The UK Information Commissioner’s Office releases a code of practice for online services involving children
February 2, 2025 |
The most active form of regulation in privacy across the world now relates to protecting children and limiting the data taken from them and used by businesses. The UK Parliament passed the Online Safety Act 2023. The Act imposes new duties on social media companies and search services, making them more responsible for their users’ safety on their platforms. Those new duties include implementing systems and processes to reduce risks that their services are used for illegal activity, and to take down illegal content when it does appear. Regarding children, platforms are required to prevent children from accessing harmful and age-inappropriate content and provide parents and children with clear and accessible ways to report problems online when they do arise. The main regulator Ofcom has set out an age check guidance regarding accessing online pornography. The Information Commissioner has had a code of practice for some time regarding the developing an age appropriate design for online platforms. The core of the code are 15 standards.
The 15 standards are:
1. Best interests of the child
2. Data protection impact assessments
3. Age appropriate application
4. Transparency
5. Detrimental use of data
6. Policies and community standards
7. Default settings
8. Data minimisation
9. Data sharing
10. Geolocation
11. Parental controls
12. Profiling
13. Nudge techniques
14. Connected toys and devices
15. Online tools
The Executive Summary of the ICO guidance provides:
Children are being ‘datafied’ with companies and organisations recording many thousands of data points about them as they grow up. These can range from details about their mood and their friendships to what time they woke up and when they went to bed.
Conforming to this statutory code of practice will ensure that as an organisation providing online services likely to be accessed by children in the UK, you take into account the best interests of the child. It will help you to develop services that recognise and cater for the fact that children warrant special protection in how their personal data is used, whilst also offering plenty of opportunity to explore and develop online.
You have 12 months to implement the necessary changes from the date that the code takes effect following the Parliamentary approval process. The ICO approach to enforcement as set out in our Regulatory Action Policy will apply. That policy and this code both apply a proportionate and risk-based approach.
ICO guidance
The code took effect on 2 September 2020, so you must conform with the code from 2 September 2021. Further information on this can be found in the transitional arrangements section of the code.
The United Nations Convention on the Rights of the Child (UNCRC) recognises that children need special safeguards and care in all aspects of their life. There is agreement at international level and within the UK that much more needs to be done to create a safer online space for them to learn, explore and play.
In the UK, Parliament and government have acted to ensure that our domestic data protection laws truly transform the way we safeguard our children when they access online services by requiring the Commissioner to produce this statutory code of practice. This code seeks to protect children within the digital world, not protect them from it.
The code sets out 15 standards of age appropriate design reflecting a risk-based approach.
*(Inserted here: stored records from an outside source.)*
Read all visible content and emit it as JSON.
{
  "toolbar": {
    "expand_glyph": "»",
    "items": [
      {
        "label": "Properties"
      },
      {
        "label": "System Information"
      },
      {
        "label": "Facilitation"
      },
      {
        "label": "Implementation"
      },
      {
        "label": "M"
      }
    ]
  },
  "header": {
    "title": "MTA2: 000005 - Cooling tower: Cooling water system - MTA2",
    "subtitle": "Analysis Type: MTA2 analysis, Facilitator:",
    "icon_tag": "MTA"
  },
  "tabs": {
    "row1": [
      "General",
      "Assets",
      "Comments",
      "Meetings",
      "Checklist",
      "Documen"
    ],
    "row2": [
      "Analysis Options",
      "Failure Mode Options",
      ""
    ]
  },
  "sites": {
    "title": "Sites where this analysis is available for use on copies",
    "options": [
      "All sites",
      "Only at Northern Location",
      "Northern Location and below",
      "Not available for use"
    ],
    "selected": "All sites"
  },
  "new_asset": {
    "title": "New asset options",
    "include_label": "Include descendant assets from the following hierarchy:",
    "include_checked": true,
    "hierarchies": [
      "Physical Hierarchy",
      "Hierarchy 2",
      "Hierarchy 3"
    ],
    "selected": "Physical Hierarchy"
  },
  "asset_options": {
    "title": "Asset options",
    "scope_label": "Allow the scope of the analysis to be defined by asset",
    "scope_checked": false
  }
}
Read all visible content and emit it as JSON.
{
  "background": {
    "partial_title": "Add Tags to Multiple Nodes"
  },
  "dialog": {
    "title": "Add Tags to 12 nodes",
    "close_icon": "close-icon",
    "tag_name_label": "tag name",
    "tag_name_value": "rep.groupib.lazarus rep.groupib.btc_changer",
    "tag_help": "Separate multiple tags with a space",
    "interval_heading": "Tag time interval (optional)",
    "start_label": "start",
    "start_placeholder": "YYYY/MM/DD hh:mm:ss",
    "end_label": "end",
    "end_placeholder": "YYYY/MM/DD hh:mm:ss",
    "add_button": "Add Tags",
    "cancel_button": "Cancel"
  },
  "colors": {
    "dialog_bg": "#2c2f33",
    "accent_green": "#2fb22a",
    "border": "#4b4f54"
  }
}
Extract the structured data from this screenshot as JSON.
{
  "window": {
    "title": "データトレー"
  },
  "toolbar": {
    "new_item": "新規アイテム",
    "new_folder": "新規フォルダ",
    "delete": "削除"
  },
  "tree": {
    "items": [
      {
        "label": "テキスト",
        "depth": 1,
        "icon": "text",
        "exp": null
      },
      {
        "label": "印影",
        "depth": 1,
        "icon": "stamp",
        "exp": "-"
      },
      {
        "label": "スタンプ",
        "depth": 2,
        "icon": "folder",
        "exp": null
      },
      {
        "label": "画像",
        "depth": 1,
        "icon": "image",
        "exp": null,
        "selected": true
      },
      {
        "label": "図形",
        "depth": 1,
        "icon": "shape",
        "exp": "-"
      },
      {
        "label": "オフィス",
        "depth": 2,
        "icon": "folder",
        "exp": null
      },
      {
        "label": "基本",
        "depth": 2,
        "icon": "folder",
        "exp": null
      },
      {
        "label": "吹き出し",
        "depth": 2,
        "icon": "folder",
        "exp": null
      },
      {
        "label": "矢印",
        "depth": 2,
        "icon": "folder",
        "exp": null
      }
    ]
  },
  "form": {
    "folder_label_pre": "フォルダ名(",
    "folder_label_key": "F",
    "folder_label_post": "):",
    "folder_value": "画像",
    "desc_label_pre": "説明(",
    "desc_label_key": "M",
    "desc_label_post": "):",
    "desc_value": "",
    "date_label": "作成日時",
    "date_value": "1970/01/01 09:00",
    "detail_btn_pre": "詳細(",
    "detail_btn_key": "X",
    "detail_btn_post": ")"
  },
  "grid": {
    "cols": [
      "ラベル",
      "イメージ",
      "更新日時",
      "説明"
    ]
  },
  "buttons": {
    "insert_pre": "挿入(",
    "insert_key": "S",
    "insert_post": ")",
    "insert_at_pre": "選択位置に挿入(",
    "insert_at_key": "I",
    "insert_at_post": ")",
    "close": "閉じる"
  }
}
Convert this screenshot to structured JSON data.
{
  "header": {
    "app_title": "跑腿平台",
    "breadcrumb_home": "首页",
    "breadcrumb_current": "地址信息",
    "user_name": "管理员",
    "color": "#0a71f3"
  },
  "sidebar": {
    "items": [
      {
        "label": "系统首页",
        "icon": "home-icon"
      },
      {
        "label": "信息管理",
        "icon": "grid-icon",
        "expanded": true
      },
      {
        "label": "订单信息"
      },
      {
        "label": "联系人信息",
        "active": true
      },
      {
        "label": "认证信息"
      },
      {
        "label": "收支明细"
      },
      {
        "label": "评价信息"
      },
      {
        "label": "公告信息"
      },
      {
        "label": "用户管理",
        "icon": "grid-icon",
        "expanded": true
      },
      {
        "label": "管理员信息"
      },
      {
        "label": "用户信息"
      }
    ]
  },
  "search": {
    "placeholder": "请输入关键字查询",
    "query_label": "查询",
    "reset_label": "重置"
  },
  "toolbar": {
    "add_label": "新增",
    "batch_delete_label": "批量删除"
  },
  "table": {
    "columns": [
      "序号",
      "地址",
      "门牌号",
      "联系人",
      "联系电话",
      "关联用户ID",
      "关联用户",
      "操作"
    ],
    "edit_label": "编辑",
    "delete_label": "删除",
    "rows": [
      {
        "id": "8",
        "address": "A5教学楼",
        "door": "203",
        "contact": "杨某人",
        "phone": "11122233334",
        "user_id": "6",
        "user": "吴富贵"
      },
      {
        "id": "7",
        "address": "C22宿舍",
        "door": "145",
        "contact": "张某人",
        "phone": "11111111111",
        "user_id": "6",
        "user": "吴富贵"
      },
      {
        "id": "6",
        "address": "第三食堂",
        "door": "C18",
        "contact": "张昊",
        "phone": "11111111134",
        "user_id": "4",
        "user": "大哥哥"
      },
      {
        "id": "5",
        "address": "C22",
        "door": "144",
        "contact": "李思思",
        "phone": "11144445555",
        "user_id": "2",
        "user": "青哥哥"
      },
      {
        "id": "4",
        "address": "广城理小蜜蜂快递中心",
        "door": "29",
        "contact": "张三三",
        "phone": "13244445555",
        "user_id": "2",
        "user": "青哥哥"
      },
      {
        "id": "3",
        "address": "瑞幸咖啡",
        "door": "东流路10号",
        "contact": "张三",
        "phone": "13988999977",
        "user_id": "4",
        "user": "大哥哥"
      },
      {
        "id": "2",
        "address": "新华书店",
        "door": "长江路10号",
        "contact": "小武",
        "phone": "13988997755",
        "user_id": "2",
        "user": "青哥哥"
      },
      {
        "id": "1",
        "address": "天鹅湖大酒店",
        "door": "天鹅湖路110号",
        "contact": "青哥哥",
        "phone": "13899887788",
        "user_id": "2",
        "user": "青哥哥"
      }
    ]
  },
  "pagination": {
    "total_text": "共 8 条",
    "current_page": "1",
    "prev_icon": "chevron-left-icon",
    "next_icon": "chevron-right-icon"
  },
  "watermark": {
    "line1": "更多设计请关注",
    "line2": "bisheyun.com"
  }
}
The focus is on providing default settings which ensures that children have the best possible access to online services whilst minimising data collection and use, by default.
It also ensures that children who choose to change their default settings get the right information, guidance and advice before they do so, and proper protection in how their data is used afterwards.
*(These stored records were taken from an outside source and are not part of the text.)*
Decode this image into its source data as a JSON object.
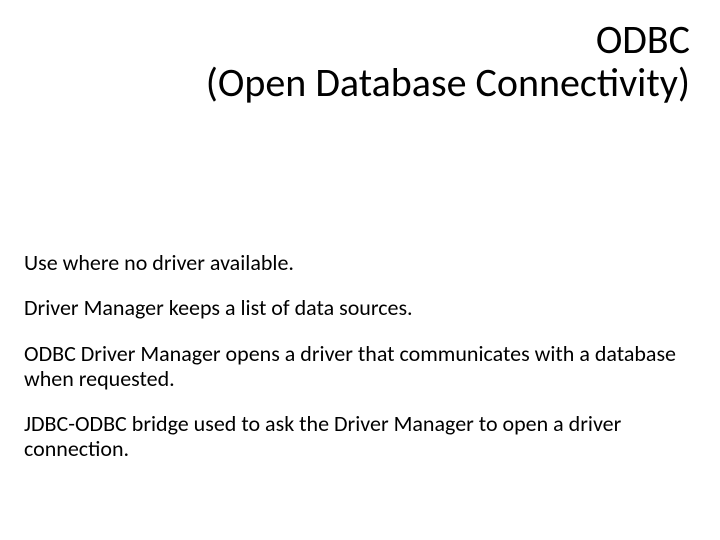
{
  "title": {
    "line1": "ODBC",
    "line2": "(Open Database Connectivity)"
  },
  "body": {
    "p1": "Use where no driver available.",
    "p2": "Driver Manager keeps a list of data sources.",
    "p3": "ODBC Driver Manager opens a driver that communicates with a database when requested.",
    "p4": "JDBC-ODBC bridge used to ask the Driver Manager to open a driver connection."
  }
}
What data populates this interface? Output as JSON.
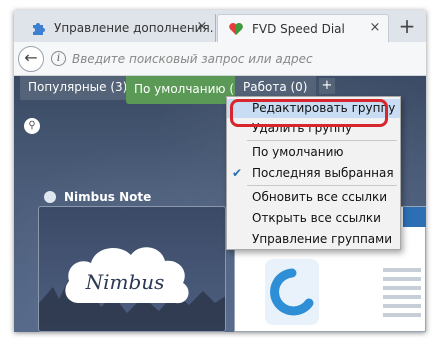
{
  "browser": {
    "tabs": [
      {
        "title": "Управление дополнения…",
        "active": false
      },
      {
        "title": "FVD Speed Dial",
        "active": true
      }
    ],
    "tab_close_glyph": "×",
    "new_tab_glyph": "+",
    "address_bar": {
      "placeholder": "Введите поисковый запрос или адрес",
      "value": ""
    }
  },
  "speed_dial": {
    "groups": [
      {
        "label": "Популярные (3)"
      },
      {
        "label": "По умолчанию (3)",
        "active": true
      },
      {
        "label": "Работа (0)"
      }
    ],
    "add_group_glyph": "+",
    "site_label": "Nimbus Note",
    "logo_text": "Nimbus"
  },
  "context_menu": {
    "items": [
      {
        "label": "Редактировать группу",
        "highlighted": true
      },
      {
        "label": "Удалить группу"
      },
      {
        "label": "По умолчанию"
      },
      {
        "label": "Последняя выбранная",
        "checked": true
      },
      {
        "label": "Обновить все ссылки"
      },
      {
        "label": "Открыть все ссылки"
      },
      {
        "label": "Управление группами"
      }
    ],
    "check_glyph": "✔"
  },
  "colors": {
    "accent_group": "#5a9a56",
    "annotation_ring": "#d7262c",
    "menu_selected": "#c8dcf3"
  }
}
You should follow the standards as part of your approach to complying with data protection law. If you can show us that you conform to these standards then you will conform to the code. The standards are cumulative and interlinked and you must implement them all, to the extent they are relevant to your service, in order to demonstrate your conformity.
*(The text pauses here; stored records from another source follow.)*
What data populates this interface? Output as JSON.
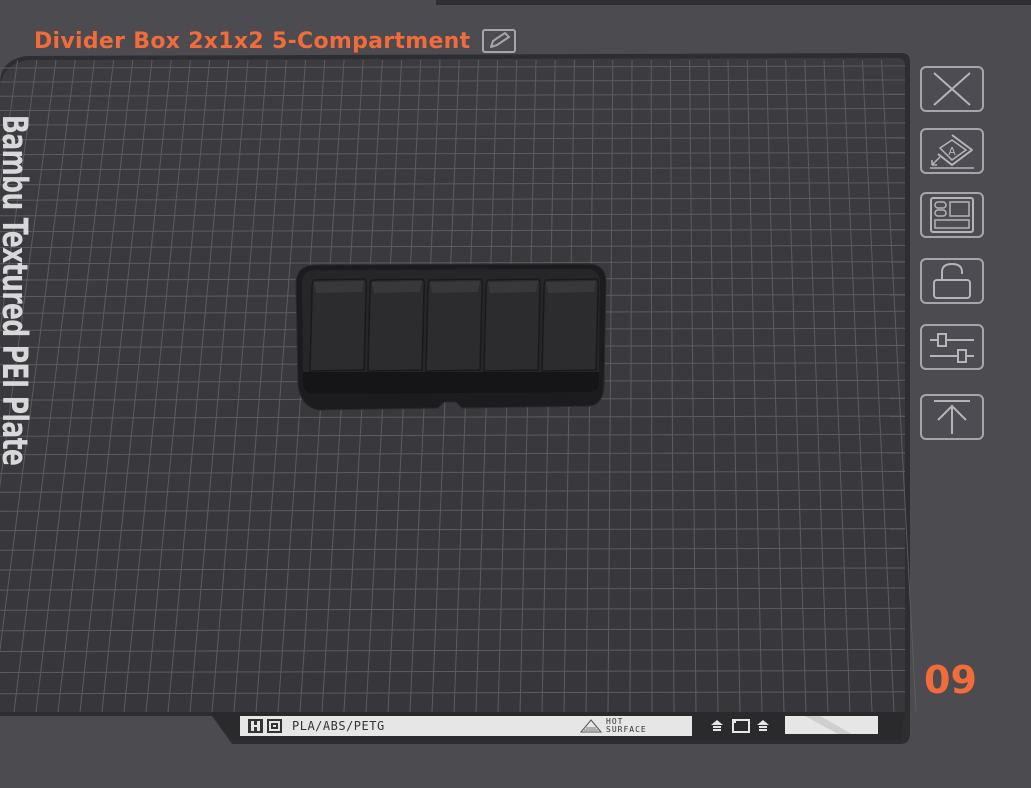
{
  "plate": {
    "title": "Divider Box 2x1x2 5-Compartment",
    "edit_icon": "edit-icon",
    "bed_label": "Bambu Textured PEI Plate",
    "index": "09"
  },
  "toolbar": {
    "items": [
      {
        "name": "delete-plate",
        "icon": "close-icon"
      },
      {
        "name": "auto-orient",
        "icon": "orient-icon"
      },
      {
        "name": "arrange",
        "icon": "arrange-icon"
      },
      {
        "name": "lock",
        "icon": "lock-icon"
      },
      {
        "name": "plate-settings",
        "icon": "settings-sliders-icon"
      },
      {
        "name": "move-to-top",
        "icon": "arrow-up-icon"
      }
    ]
  },
  "bed_footer": {
    "materials": "PLA/ABS/PETG",
    "hot_line1": "HOT",
    "hot_line2": "SURFACE"
  },
  "colors": {
    "accent": "#f26b3a",
    "background": "#4b4b50",
    "bed": "#3a3a3e",
    "grid": "#5a5a5f"
  }
}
The detail below the standards provides further explanation to help you understand and implement them in practice. It is designed to help you if you aren’t sure what to do, but it is not prescriptive. This should give you enough flexibility to develop services which conform to the standards in your own way, taking a proportionate and risk-based approach. It will help you to design services that comply with the General Data Protection Regulation (GDPR) and the Privacy and Electronic Communications Regulations (PECR).
I have studied the ICO’s guidance and the Ofcom’s publications closely. Together with the COPPA guidelines in the United State of America they are likely to inform the development of the Children’s Privacy Code under the Privacy Act which must be completed in 2 years. The ICO and Ofcom guidances are useful in drafting when the statutory tort for interference with privacy becomes law in June 2025. The tort is stand alone however Australian jurisprudence may be influenced by jurisdictions which are more advanced in this area. Australian law of privacy is virtually a blank page. What jurisprudence there is relates to claims in equity. Most other cases relate to other provisions of the Privacy Act.